Eye contact between parents and their infants actually helps synchronize their brain waves, researchers report.
"When the adult and infant are looking at each other, they are signaling their availability and intention to communicate with each other. We found that both adult and infant brains respond to a gaze signal by becoming more in sync with their partner," said study lead author Victoria Leong.
She's an affiliated lecturer in the department of psychology at Cambridge University in England.
"This mechanism could prepare parents and babies to communicate, by synchronizing when to speak and when to listen, which would also make learning more effective," Leong said in a university news release.

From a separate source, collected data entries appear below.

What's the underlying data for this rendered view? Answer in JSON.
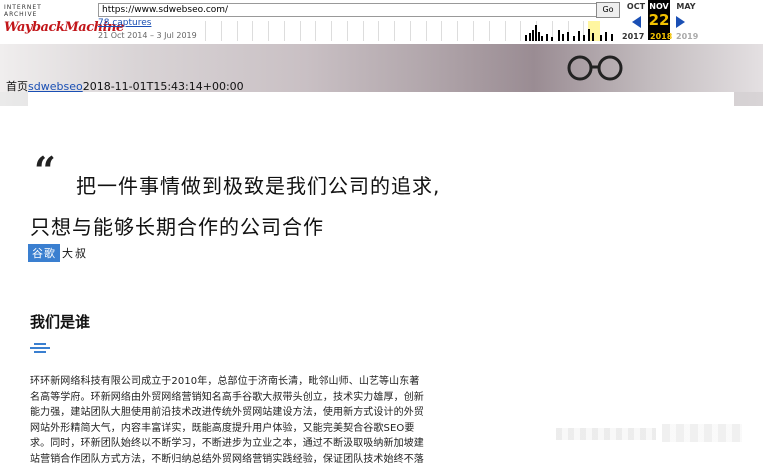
{
  "wayback": {
    "logo_top": "INTERNET ARCHIVE",
    "logo_main": "WaybackMachine",
    "url": "https://www.sdwebseo.com/",
    "go_label": "Go",
    "captures": "78 captures",
    "range": "21 Oct 2014 – 3 Jul 2019",
    "months": {
      "prev": "OCT",
      "current": "NOV",
      "next": "MAY"
    },
    "day": "22",
    "years": {
      "prev": "2017",
      "current": "2018",
      "next": "2019"
    },
    "accent": "#c2161a",
    "highlight": "#f2c200"
  },
  "header": {
    "home": "首页",
    "site": "sdwebseo",
    "timestamp": "2018-11-01T15:43:14+00:00"
  },
  "article": {
    "quote_mark": "“",
    "slogan_line1": "把一件事情做到极致是我们公司的追求,",
    "slogan_line2": "只想与能够长期合作的公司合作",
    "author_tag": "谷歌",
    "author_name": "大叔",
    "section_title": "我们是谁",
    "paragraph_lines": [
      "环环新网络科技有限公司成立于2010年，总部位于济南长清，毗邻山师、山艺等山东著",
      "名高等学府。环新网络由外贸网络营销知名高手谷歌大叔带头创立，技术实力雄厚，创新",
      "能力强，建站团队大胆使用前沿技术改进传统外贸网站建设方法，使用新方式设计的外贸",
      "网站外形精简大气，内容丰富详实，既能高度提升用户体验，又能完美契合谷歌SEO要",
      "求。同时，环新团队始终以不断学习，不断进步为立业之本，通过不断汲取吸纳新加坡建",
      "站营销合作团队方式方法，不断归纳总结外贸网络营销实践经验，保证团队技术始终不落"
    ]
  }
}
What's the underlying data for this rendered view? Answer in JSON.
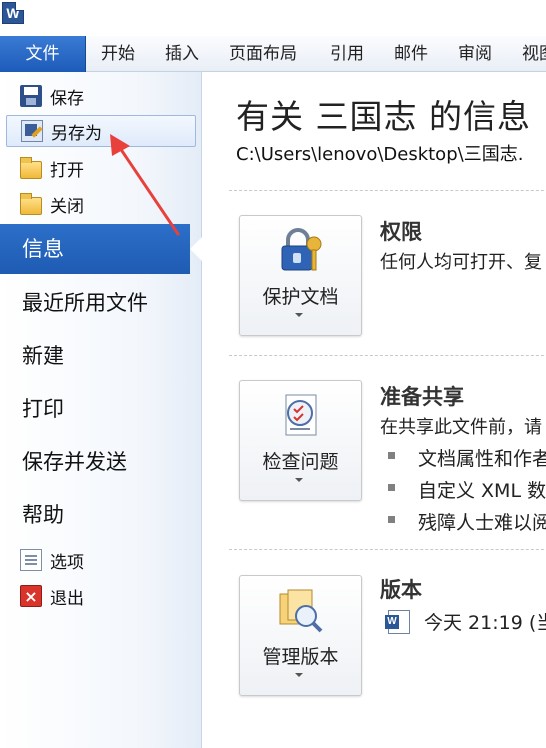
{
  "app": {
    "icon_letter": "W"
  },
  "ribbon": {
    "tabs": [
      "文件",
      "开始",
      "插入",
      "页面布局",
      "引用",
      "邮件",
      "审阅",
      "视图"
    ]
  },
  "backstage": {
    "commands": [
      {
        "label": "保存",
        "icon": "save-icon"
      },
      {
        "label": "另存为",
        "icon": "save-as-icon"
      },
      {
        "label": "打开",
        "icon": "open-folder-icon"
      },
      {
        "label": "关闭",
        "icon": "close-folder-icon"
      }
    ],
    "nav": [
      {
        "label": "信息",
        "active": true
      },
      {
        "label": "最近所用文件"
      },
      {
        "label": "新建"
      },
      {
        "label": "打印"
      },
      {
        "label": "保存并发送"
      },
      {
        "label": "帮助"
      }
    ],
    "footer": [
      {
        "label": "选项",
        "icon": "options-icon"
      },
      {
        "label": "退出",
        "icon": "exit-icon"
      }
    ]
  },
  "info": {
    "title": "有关 三国志 的信息",
    "path": "C:\\Users\\lenovo\\Desktop\\三国志.",
    "permissions": {
      "button_label": "保护文档",
      "title": "权限",
      "desc": "任何人均可打开、复"
    },
    "prepare": {
      "button_label": "检查问题",
      "title": "准备共享",
      "desc": "在共享此文件前，请",
      "bullets": [
        "文档属性和作者",
        "自定义 XML 数",
        "残障人士难以阅"
      ]
    },
    "versions": {
      "button_label": "管理版本",
      "title": "版本",
      "entry": "今天 21:19 (当"
    }
  },
  "colors": {
    "file_tab": "#1d5bb8",
    "active_nav": "#2c6fc9",
    "annotation_arrow": "#e8413c"
  }
}
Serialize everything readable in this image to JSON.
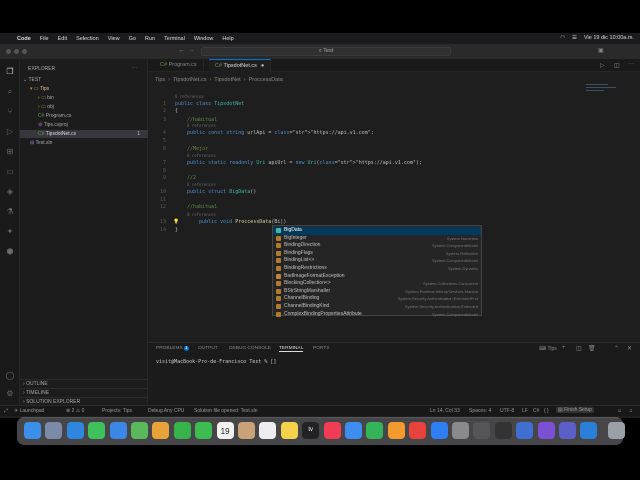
{
  "menubar": {
    "items": [
      "Code",
      "File",
      "Edit",
      "Selection",
      "View",
      "Go",
      "Run",
      "Terminal",
      "Window",
      "Help"
    ],
    "clock": "Vie 19 dic  10:00a.m."
  },
  "command_center": {
    "text": "Test"
  },
  "explorer": {
    "title": "EXPLORER",
    "root": "TEST",
    "items": [
      {
        "label": "Tips",
        "kind": "folder-open"
      },
      {
        "label": "bin",
        "kind": "folder"
      },
      {
        "label": "obj",
        "kind": "folder"
      },
      {
        "label": "Program.cs",
        "kind": "file-cs"
      },
      {
        "label": "Tips.csproj",
        "kind": "file-proj"
      },
      {
        "label": "TipsdotNet.cs",
        "kind": "file-cs",
        "badge": "1"
      },
      {
        "label": "Test.sln",
        "kind": "file-sln"
      }
    ],
    "sections": [
      "OUTLINE",
      "TIMELINE",
      "SOLUTION EXPLORER"
    ]
  },
  "tabs": [
    {
      "label": "Program.cs",
      "active": false
    },
    {
      "label": "TipsdotNet.cs",
      "active": true
    }
  ],
  "breadcrumb": [
    "Tips",
    "TipsdotNet.cs",
    "TipsdotNet",
    "ProccessData"
  ],
  "code": {
    "references_label": "0 references",
    "lines": [
      {
        "n": "1",
        "text": "public class TipsdotNet"
      },
      {
        "n": "2",
        "text": "{"
      },
      {
        "n": "3",
        "text": "    //habitual"
      },
      {
        "n": "4",
        "text": "    public const string urlApi = \"https://api.v1.com\";"
      },
      {
        "n": "5",
        "text": ""
      },
      {
        "n": "6",
        "text": "    //Mejor"
      },
      {
        "n": "7",
        "text": "    public static readonly Uri apiUrl = new Uri(\"https://api.v1.com\");"
      },
      {
        "n": "8",
        "text": ""
      },
      {
        "n": "9",
        "text": "    //2"
      },
      {
        "n": "10",
        "text": "    public struct BigData()"
      },
      {
        "n": "11",
        "text": ""
      },
      {
        "n": "12",
        "text": "    //habitual"
      },
      {
        "n": "13",
        "text": "    public void ProccessData(Bi|)"
      },
      {
        "n": "14",
        "text": "}"
      }
    ]
  },
  "suggestions": [
    {
      "name": "BigData",
      "ns": ""
    },
    {
      "name": "BigInteger",
      "ns": "System.Numerics"
    },
    {
      "name": "BindingDirection",
      "ns": "System.ComponentModel"
    },
    {
      "name": "BindingFlags",
      "ns": "System.Reflection"
    },
    {
      "name": "BindingList<>",
      "ns": "System.ComponentModel"
    },
    {
      "name": "BindingRestrictions",
      "ns": "System.Dynamic"
    },
    {
      "name": "BadImageFormatException",
      "ns": ""
    },
    {
      "name": "BlockingCollection<>",
      "ns": "System.Collections.Concurrent"
    },
    {
      "name": "BStrStringMarshaller",
      "ns": "System.Runtime.InteropServices.Marsha"
    },
    {
      "name": "ChannelBinding",
      "ns": "System.Security.Authentication.ExtendedProt"
    },
    {
      "name": "ChannelBindingKind",
      "ns": "System.Security.Authentication.Extended"
    },
    {
      "name": "ComplexBindingPropertiesAttribute",
      "ns": "System.ComponentModel"
    }
  ],
  "panel": {
    "tabs": [
      "PROBLEMS",
      "OUTPUT",
      "DEBUG CONSOLE",
      "TERMINAL",
      "PORTS"
    ],
    "problems_count": "1",
    "active_tab": "TERMINAL",
    "terminal_name": "Tips",
    "prompt": "visit@MacBook-Pro-de-Francisco Test % []"
  },
  "statusbar": {
    "launchpad": "Launchpad",
    "errors": "2",
    "warnings": "0",
    "projects": "Projects: Tips",
    "debug": "Debug Any CPU",
    "message": "Solution file opened: Test.sln",
    "position": "Ln 14, Col 33",
    "spaces": "Spaces: 4",
    "encoding": "UTF-8",
    "eol": "LF",
    "language": "C#",
    "finish_setup": "Finish Setup"
  },
  "dock": {
    "calendar_day": "19",
    "tv_label": "tv"
  },
  "colors": {
    "accent": "#0078d4",
    "selection": "#04395e"
  }
}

Learn More: A Healthy Start: Bonding With Your Adopted Baby
Previous studies have shown that when parents and their infants interact, it leads to synchronization of things such as gaze, emotions and heart rate, the researchers noted. But it wasn't clear if their brain activity also synchronizes.
To find out, the Cambridge researchers conducted experiments with 36 parents and their babies.
They measured patterns of brain activity via electrodes in skull caps worn by the participants. They compared the infants' brain activity to that of the adult who was singing nursery rhymes to the infant.
The investigators discovered that eye contact between the two triggered brain wave synchronization.
Study coauthor Sam Wass stressed, "We don't know what it is, yet, that causes this synchronous brain activity. We're certainly not claiming to have discovered telepathy!
"In this study, we were looking at whether infants can synchronize their brains to someone else, just as adults can. And we were also trying to figure out what gives rise to the synchrony," said Wass, who's also with Cambridge's department of psychology.
The study was published Nov. 28 in the Proceedings of the National Academy of Sciences.